Trolley-Problem Variations for Entrepreneurs

By now you’ve probably tried the trolley problem.  Wikipedia describes it as a thought experimentin ethics that goes something like this: 

There's a runaway trolley barreling down the tracks. Ahead on the tracks there are five people tied up and unable to move. The trolley is headed straight for them. You are standing some distance off in the train yard, next to a lever. If you pull this lever, the trolley will switch to a different set of tracks. However, you notice that there is one person on the side track. You have two options: (1) Do nothing, and the trolley kills the five people on the main track. (2) Pull the lever, diverting the trolley onto the side track where it will kill one person. Which is the correct choice?
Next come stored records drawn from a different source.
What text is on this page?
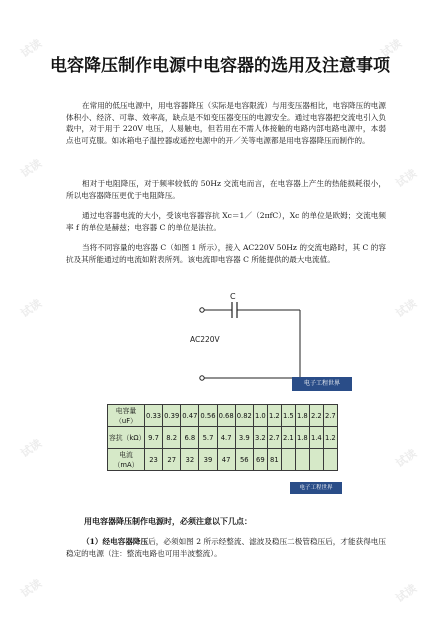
试读	试读
试读	试读
试读	试读
试读	试读
试读	试读
电容降压制作电源中电容器的选用及注意事项

在常用的低压电源中，用电容器降压（实际是电容限流）与用变压器相比，电容降压的电源体积小、经济、可靠、效率高，缺点是不如变压器变压的电源安全。通过电容器把交流电引入负载中，对于用于 220V 电压，人易触电，但若用在不需人体接触的电路内部电路电源中，本弱点也可克服。如冰箱电子温控器或遥控电源中的开／关等电源都是用电容器降压而制作的。

相对于电阻降压，对于频率较低的 50Hz 交流电而言，在电容器上产生的热能损耗很小，所以电容器降压更优于电阻降压。

通过电容器电流的大小，受该电容器容抗 Xc＝1／（2πfC），Xc 的单位是欧姆；交流电频率 f 的单位是赫兹；电容器 C 的单位是法拉。

当将不同容量的电容器 C（如图 1 所示），接入 AC220V 50Hz 的交流电路时，其 C 的容抗及其所能通过的电流如附表所列。该电流即电容器 C 所能提供的最大电流值。

C
AC220V
电子工程世界
电容量（uF）	0.33	0.39	0.47	0.56	0.68	0.82	1.0	1.2	1.5	1.8	2.2	2.7
容抗（kΩ）	9.7	8.2	6.8	5.7	4.7	3.9	3.2	2.7	2.1	1.8	1.4	1.2
电流（mA）	23	27	32	39	47	56	69	81				
电子工程世界
用电容器降压制作电源时，必须注意以下几点：

（1）经电容器降压后，必须如图 2 所示经整流、滤波及稳压二极管稳压后，才能获得电压稳定的电源（注：整流电路也可用半波整流）。
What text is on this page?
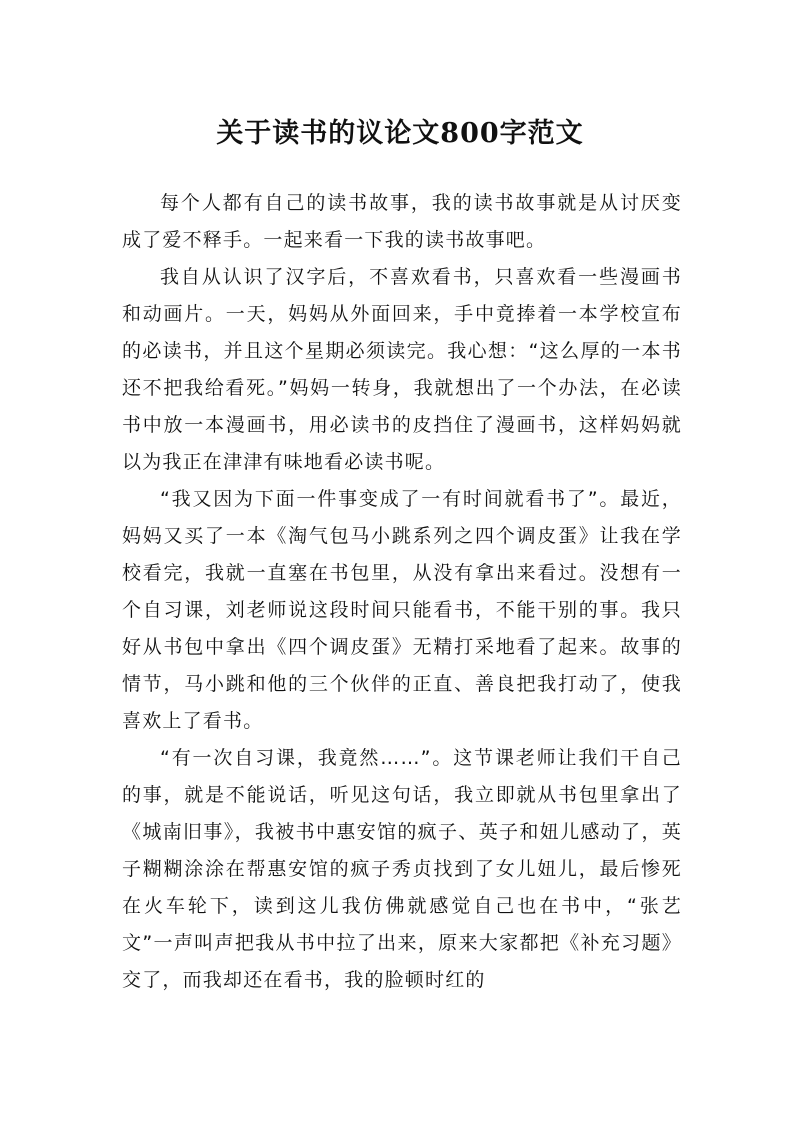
关于读书的议论文800字范文

每个人都有自己的读书故事，我的读书故事就是从讨厌变成了爱不释手。一起来看一下我的读书故事吧。

我自从认识了汉字后，不喜欢看书，只喜欢看一些漫画书和动画片。一天，妈妈从外面回来，手中竟捧着一本学校宣布的必读书，并且这个星期必须读完。我心想：“这么厚的一本书还不把我给看死。”妈妈一转身，我就想出了一个办法，在必读书中放一本漫画书，用必读书的皮挡住了漫画书，这样妈妈就以为我正在津津有味地看必读书呢。

“我又因为下面一件事变成了一有时间就看书了”。最近，妈妈又买了一本《淘气包马小跳系列之四个调皮蛋》让我在学校看完，我就一直塞在书包里，从没有拿出来看过。没想有一个自习课，刘老师说这段时间只能看书，不能干别的事。我只好从书包中拿出《四个调皮蛋》无精打采地看了起来。故事的情节，马小跳和他的三个伙伴的正直、善良把我打动了，使我喜欢上了看书。

“有一次自习课，我竟然……”。这节课老师让我们干自己的事，就是不能说话，听见这句话，我立即就从书包里拿出了《城南旧事》，我被书中惠安馆的疯子、英子和妞儿感动了，英子糊糊涂涂在帮惠安馆的疯子秀贞找到了女儿妞儿，最后惨死在火车轮下，读到这儿我仿佛就感觉自己也在书中，“张艺文”一声叫声把我从书中拉了出来，原来大家都把《补充习题》交了，而我却还在看书，我的脸顿时红的
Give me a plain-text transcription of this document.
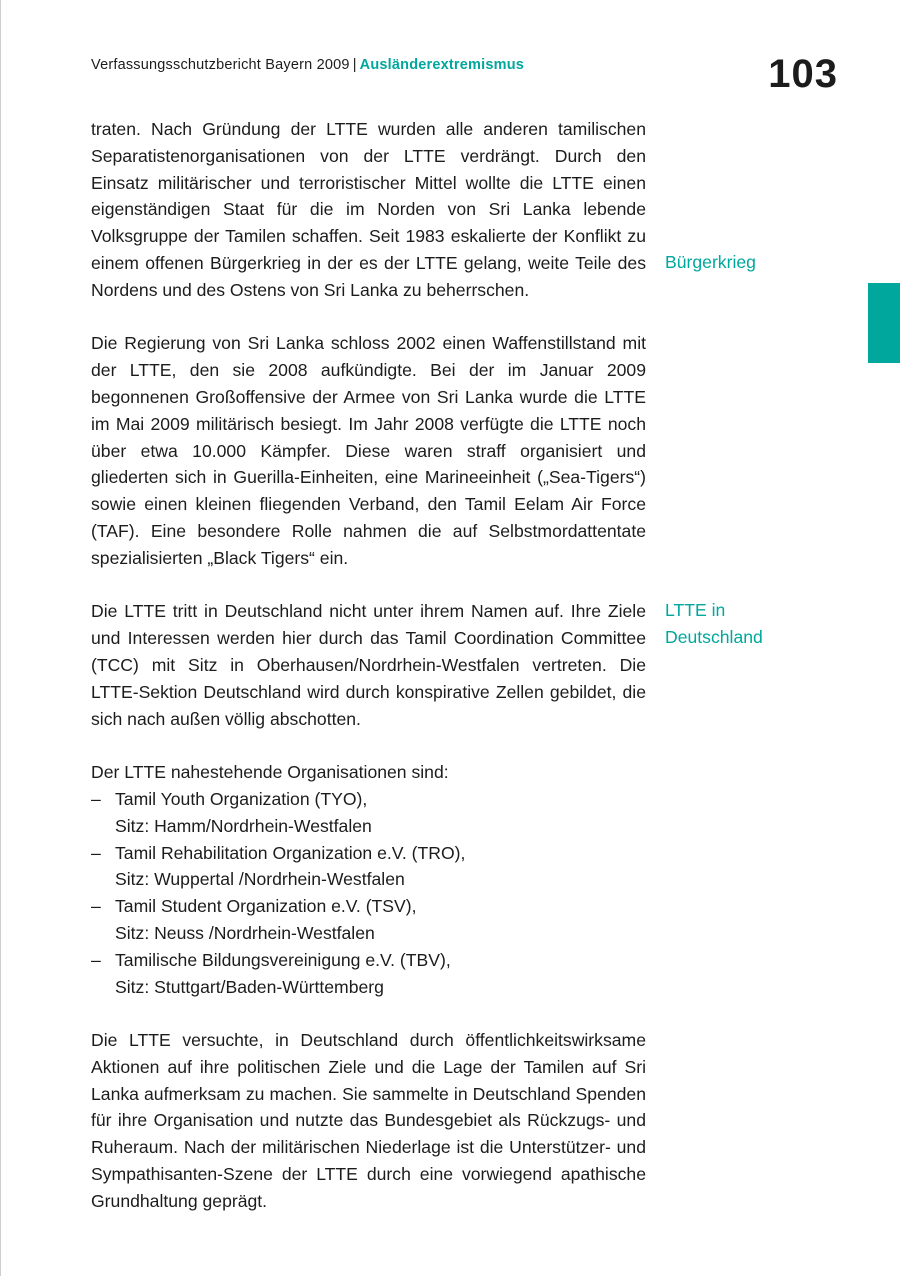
Verfassungsschutzbericht Bayern 2009 | Ausländerextremismus	103
Bürgerkrieg
LTTE in
Deutschland

traten. Nach Gründung der LTTE wurden alle anderen tamilischen Separatistenorganisationen von der LTTE verdrängt. Durch den Einsatz militärischer und terroristischer Mittel wollte die LTTE einen eigenständigen Staat für die im Norden von Sri Lanka lebende Volksgruppe der Tamilen schaffen. Seit 1983 eskalierte der Konflikt zu einem offenen Bürgerkrieg in der es der LTTE gelang, weite Teile des Nordens und des Ostens von Sri Lanka zu beherrschen.

Die Regierung von Sri Lanka schloss 2002 einen Waffenstillstand mit der LTTE, den sie 2008 aufkündigte. Bei der im Januar 2009 begonnenen Großoffensive der Armee von Sri Lanka wurde die LTTE im Mai 2009 militärisch besiegt. Im Jahr 2008 verfügte die LTTE noch über etwa 10.000 Kämpfer. Diese waren straff organisiert und gliederten sich in Guerilla-Einheiten, eine Marineeinheit („Sea-Tigers“) sowie einen kleinen fliegenden Verband, den Tamil Eelam Air Force (TAF). Eine besondere Rolle nahmen die auf Selbstmordattentate spezialisierten „Black Tigers“ ein.

Die LTTE tritt in Deutschland nicht unter ihrem Namen auf. Ihre Ziele und Interessen werden hier durch das Tamil Coordination Committee (TCC) mit Sitz in Oberhausen/Nordrhein-Westfalen vertreten. Die LTTE-Sektion Deutschland wird durch konspirative Zellen gebildet, die sich nach außen völlig abschotten.

Der LTTE nahestehende Organisationen sind:

– Tamil Youth Organization (TYO),
Sitz: Hamm/Nordrhein-Westfalen
– Tamil Rehabilitation Organization e.V. (TRO),
Sitz: Wuppertal /Nordrhein-Westfalen
– Tamil Student Organization e.V. (TSV),
Sitz: Neuss /Nordrhein-Westfalen
– Tamilische Bildungsvereinigung e.V. (TBV),
Sitz: Stuttgart/Baden-Württemberg

Die LTTE versuchte, in Deutschland durch öffentlichkeitswirksame Aktionen auf ihre politischen Ziele und die Lage der Tamilen auf Sri Lanka aufmerksam zu machen. Sie sammelte in Deutschland Spenden für ihre Organisation und nutzte das Bundesgebiet als Rückzugs- und Ruheraum. Nach der militärischen Niederlage ist die Unterstützer- und Sympathisanten-Szene der LTTE durch eine vorwiegend apathische Grundhaltung geprägt.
There are all kinds of variations to extend the problem, including throwing large people off bridges to stop the train.  It makes for an interesting and often surprising discussion, the kind where your spouse isn't sure she wants to ride in the same car with you anymore.
  
Recently in McSweeney’s, Kyle York wrote a brilliant, laugh-out-loud send-up of the trolley problem.  I don’t know Kyle, but I now consider him my inspiration for the following variations, designed to test your meddle as a modern entrepreneur.

Play on.



The Mother Theresa

There’s an out of control trolley speeding towards Mother Theresa. You have the ability to pull a lever and change the trolley’s path so it hits Hitler, Jack and Ripper, Adam Sandler and Tom Brady. You suddenly notice that Mother Theresa is wearing an Apple watch and then remember that delivery of yours has been delayed.

The Wish I Had Another

There’s an out of control trolley speeding towards Marc Andreessen, who is writing a 125-tweet essay on why trolleys will soon be digitized. You have the ability to pull a lever and change the trolley’s path so it hits Peter Thiel, who is busy over-investing in every trolley company in the world so that if just one is successful he can lecture us all on how he successfully disrupted the trolley industry.  You only have one trolley.

The Family Feud

There’s an out of control trolley speeding towards your mother. You have the ability to pull a lever and change the trolley’s path so it hits Steve Jobs. How will you ever explain what happened to your father?

The Singularity

There’s an out of control trolley speeding towards five people. You have the ability to pull a lever and change the trolley’s path so it hits only one person.  Then the Singularity occurs. Now the trolley wants to know why it always seems to be the butt of humankind jokes--and it's not happy.

The Venture Capitalists

There's an out of control trolley filled with venture capitalists speeding toward a chasm.  You have the ability to pull a lever and change the trolley's path so it pulls up outside a Disrupt hackathon filled with cold beer and aspiring entrepreneurs.  Unfortunately, you don't have time to pull the lever because you're too busy making changes to the pitch deck from your last unsuccessful financing meeting.

The Peter Drucker

There's an out of control trolley speeding toward Peter Drucker who is absorbed trying to figure out how sending the message "Yo" back-and-forth can possibly be a financible business.  You can pull a lever and send the trolley safely back to its depot. Drucker begs you not to.


I don't advocate bodily harm, so no entrepreneurs, serial killers, VCs, strong-arm dictators, disgraced quarterbacks or blessed saints were hurt in the writing of this post.  But you do have to admit, there's some good theater of the mind.